How Telcos are holding VoIP back

Limitations of the PSTN system

Large standardized infrastructure tends to persist for a long period of time. It's not surprising given the twin factors of expenditure and public habits of a certain way of doing things. But even so, the telephone PSTN system is horribly outdated. For most of us who're used to communicating via email and chat, a fresh look at the phone networks brings this fact home quite forcibly. In this article, we'll look at how the PSTN system is restricted and how it's holding back new technologies like VoIP.

Amongst the many problems with phone these days is the fact that you have to pay heavily for each second you talk to someone. This is because PSTN employs technology called "circuit switching" which creates a dedicated path between the two callers. This is expensive and also wasteful since the line remains idle for long periods of time.

Also, the addressing system is broken. Human's don't remember numbers easily and numbers are no reflection of people. Imagine if you could just type in an email ID - xyz@abc.com and make a call just like with email!

Finally, the analog PSTN line only permits a very poor quality of voice - 8khz is what is standard and this leads to many higher and lower frequencies getting cut off making us unable to differentiate between consonants such as "p" and "b" for example.

VoIP Adoption
VoIP Adoption

Interaction between VoIP and PSTN

In contrast to PSTN, VoIP is very different. The end result is the same, but there's a world of difference in functionality. To start off with, a true VoIP call can be almost free. Because most people have an "all you can eat" Internet service and the bandwidth used up by VoIP is pretty minuscule compared to other forms of media like Youtube, it's essentially as cheap to talk to someone over the Internet as it is to send an email.

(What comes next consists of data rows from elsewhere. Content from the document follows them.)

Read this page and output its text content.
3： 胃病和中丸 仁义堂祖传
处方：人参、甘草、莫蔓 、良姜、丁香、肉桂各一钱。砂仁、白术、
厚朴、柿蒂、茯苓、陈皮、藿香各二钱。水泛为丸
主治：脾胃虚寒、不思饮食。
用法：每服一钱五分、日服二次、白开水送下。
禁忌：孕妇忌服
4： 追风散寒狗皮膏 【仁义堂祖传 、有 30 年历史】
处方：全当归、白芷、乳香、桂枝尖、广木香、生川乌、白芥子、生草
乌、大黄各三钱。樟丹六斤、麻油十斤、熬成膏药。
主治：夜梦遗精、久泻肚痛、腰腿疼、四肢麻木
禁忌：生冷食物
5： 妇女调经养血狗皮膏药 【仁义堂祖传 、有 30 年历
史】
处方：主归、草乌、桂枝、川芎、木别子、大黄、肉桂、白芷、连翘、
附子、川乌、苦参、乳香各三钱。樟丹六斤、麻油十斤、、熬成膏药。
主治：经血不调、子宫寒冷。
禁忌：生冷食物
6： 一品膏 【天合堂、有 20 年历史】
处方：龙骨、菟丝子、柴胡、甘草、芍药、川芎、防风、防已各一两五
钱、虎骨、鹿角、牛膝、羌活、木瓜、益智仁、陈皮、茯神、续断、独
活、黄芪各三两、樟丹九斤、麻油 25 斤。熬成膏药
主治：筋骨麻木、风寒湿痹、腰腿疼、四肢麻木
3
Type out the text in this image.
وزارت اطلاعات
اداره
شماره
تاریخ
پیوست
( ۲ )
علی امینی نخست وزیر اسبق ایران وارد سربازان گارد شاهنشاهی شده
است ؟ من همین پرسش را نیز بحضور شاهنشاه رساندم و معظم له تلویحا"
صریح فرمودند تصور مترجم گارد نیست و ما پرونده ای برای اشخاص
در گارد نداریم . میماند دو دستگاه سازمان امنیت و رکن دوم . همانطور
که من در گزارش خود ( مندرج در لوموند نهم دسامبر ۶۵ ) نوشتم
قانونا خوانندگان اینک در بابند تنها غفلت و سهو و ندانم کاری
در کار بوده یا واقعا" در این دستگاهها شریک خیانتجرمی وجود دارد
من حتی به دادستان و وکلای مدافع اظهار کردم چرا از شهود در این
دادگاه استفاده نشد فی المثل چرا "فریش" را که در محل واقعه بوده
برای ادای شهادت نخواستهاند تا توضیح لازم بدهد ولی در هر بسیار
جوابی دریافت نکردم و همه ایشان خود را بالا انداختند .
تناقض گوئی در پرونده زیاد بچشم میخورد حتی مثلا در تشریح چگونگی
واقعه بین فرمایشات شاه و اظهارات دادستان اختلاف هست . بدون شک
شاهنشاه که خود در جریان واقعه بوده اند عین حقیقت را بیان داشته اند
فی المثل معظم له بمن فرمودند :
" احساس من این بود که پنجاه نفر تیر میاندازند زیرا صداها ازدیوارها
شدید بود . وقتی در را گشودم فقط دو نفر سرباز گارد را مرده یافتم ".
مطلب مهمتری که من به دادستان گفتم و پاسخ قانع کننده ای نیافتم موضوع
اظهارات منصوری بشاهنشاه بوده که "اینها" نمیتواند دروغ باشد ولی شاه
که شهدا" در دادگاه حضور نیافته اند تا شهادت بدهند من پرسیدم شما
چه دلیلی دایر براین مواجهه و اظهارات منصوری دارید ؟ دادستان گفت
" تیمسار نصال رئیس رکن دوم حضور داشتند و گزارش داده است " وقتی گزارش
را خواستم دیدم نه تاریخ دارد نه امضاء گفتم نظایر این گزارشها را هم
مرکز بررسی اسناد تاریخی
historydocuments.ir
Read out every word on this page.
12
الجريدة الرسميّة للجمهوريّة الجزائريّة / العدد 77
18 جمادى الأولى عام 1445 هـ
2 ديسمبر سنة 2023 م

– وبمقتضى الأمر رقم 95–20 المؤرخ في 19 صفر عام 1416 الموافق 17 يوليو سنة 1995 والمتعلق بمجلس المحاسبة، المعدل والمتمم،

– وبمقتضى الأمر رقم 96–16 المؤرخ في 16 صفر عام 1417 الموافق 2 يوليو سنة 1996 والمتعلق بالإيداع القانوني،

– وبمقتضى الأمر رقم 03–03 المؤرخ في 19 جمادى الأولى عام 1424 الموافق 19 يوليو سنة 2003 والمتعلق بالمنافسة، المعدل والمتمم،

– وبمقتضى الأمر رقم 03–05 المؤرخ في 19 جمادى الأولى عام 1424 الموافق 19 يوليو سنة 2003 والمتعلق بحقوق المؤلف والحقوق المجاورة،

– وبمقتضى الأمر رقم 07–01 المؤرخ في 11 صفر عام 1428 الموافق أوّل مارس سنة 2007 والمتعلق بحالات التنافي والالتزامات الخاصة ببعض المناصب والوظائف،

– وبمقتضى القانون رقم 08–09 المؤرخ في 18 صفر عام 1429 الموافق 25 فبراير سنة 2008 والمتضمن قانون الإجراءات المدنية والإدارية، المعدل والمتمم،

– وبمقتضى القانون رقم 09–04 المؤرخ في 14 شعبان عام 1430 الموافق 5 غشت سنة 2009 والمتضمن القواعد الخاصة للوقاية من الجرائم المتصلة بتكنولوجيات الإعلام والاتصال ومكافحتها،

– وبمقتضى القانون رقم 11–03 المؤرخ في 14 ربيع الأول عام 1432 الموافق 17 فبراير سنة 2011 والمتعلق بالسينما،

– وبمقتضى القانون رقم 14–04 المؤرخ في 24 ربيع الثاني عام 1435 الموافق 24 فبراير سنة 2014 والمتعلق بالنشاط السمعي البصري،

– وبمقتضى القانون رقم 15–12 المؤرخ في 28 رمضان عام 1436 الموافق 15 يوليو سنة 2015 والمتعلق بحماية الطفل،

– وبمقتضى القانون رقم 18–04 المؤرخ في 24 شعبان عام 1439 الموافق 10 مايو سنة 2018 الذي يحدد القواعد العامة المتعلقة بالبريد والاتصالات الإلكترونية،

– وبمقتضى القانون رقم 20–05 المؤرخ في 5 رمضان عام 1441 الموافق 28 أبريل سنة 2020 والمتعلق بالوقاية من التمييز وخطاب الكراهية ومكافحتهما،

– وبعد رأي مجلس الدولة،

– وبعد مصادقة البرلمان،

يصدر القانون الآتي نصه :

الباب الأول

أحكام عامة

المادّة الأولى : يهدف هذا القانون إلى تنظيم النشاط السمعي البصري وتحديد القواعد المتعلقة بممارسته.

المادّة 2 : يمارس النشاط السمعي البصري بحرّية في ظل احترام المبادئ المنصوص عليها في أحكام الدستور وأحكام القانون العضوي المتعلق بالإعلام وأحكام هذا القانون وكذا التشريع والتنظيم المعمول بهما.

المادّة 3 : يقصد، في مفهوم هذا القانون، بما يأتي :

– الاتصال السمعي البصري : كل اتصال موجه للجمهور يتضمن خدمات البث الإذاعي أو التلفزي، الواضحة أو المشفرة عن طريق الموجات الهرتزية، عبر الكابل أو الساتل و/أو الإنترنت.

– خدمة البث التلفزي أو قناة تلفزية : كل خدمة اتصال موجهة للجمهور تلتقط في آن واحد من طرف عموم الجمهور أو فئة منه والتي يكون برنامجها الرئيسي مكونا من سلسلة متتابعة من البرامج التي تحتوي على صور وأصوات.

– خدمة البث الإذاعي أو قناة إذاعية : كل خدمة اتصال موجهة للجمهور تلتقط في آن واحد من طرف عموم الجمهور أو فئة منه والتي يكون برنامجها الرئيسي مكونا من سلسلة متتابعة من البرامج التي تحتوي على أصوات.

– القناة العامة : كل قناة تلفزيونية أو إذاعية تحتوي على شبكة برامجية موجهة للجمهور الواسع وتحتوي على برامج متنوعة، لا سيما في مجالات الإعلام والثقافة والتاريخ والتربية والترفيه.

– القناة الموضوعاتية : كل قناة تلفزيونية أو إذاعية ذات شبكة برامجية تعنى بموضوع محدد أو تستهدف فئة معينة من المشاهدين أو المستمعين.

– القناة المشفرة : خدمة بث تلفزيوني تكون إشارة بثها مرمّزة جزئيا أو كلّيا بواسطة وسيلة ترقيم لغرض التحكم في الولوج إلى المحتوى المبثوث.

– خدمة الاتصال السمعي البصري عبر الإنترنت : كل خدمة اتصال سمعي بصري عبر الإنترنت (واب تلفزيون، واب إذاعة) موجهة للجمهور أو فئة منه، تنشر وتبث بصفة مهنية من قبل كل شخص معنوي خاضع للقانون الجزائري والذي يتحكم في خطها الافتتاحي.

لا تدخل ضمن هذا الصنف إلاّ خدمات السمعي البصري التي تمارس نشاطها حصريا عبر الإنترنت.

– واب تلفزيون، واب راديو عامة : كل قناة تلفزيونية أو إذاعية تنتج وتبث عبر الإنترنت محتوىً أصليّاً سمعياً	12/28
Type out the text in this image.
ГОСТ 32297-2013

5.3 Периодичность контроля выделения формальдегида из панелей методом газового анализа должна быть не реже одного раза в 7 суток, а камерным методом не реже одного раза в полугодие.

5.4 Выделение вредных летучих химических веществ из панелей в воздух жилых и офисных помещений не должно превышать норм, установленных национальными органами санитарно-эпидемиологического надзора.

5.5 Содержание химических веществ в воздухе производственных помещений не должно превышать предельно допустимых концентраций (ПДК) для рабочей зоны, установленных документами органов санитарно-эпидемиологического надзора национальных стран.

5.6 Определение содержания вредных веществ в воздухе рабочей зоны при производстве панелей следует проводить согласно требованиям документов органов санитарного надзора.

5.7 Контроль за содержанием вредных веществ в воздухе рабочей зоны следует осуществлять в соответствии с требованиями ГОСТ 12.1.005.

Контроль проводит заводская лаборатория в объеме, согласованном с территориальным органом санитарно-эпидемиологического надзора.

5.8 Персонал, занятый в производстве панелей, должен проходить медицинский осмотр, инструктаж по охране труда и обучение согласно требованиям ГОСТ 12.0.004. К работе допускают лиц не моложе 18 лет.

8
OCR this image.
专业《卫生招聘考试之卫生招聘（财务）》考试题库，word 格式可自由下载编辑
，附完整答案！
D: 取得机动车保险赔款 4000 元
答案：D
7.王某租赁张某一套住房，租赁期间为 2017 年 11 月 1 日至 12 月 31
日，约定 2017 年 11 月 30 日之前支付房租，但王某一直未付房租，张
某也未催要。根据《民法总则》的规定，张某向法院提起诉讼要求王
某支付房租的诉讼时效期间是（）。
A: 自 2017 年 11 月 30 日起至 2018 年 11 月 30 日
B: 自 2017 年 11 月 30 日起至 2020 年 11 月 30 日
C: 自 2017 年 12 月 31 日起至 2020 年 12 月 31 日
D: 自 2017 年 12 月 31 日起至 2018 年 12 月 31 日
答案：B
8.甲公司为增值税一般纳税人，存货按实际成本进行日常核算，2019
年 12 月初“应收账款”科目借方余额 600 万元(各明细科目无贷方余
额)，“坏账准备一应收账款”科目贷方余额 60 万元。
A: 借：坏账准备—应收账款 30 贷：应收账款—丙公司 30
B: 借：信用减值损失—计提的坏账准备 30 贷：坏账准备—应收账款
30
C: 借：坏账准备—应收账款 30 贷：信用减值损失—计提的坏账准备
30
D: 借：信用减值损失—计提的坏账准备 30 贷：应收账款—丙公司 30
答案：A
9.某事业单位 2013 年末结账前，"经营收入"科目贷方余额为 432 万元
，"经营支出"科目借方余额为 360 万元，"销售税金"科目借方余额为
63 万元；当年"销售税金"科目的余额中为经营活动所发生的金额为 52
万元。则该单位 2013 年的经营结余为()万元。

Second - because of the flexibility of VoIP, users can negotiate a codec that is of much superior quality than that of the E.164 system. HD voice becomes a real possibility and once users grow used to a better technology, it can be frustrating to go back.

The problem however is that most VoIP users need to communicate with people over PSTN too. This means that the call needs to drop down to the PSTN network and therefore becomes as low quality as a regular phone call. To make matters worse, dialing a number for a VoIP phone makes the call move over the PSTN network in any case! There have been attempts to create a "VoIP directory" so that such IP to IP calls need not traverse the telephone system, and these efforts are still in progress. Hosted VoIP SIP proxy providers are trying to build a network amongst themselves and it's possible that hosted SIP PBX systems will lead the way in creating a true VoIP directory.

And this is the crux of the difficulty between VoIP and PSTN. As long as people insist on using numbers to make calls, we'll be at the mercy of the telcos and never truly break free.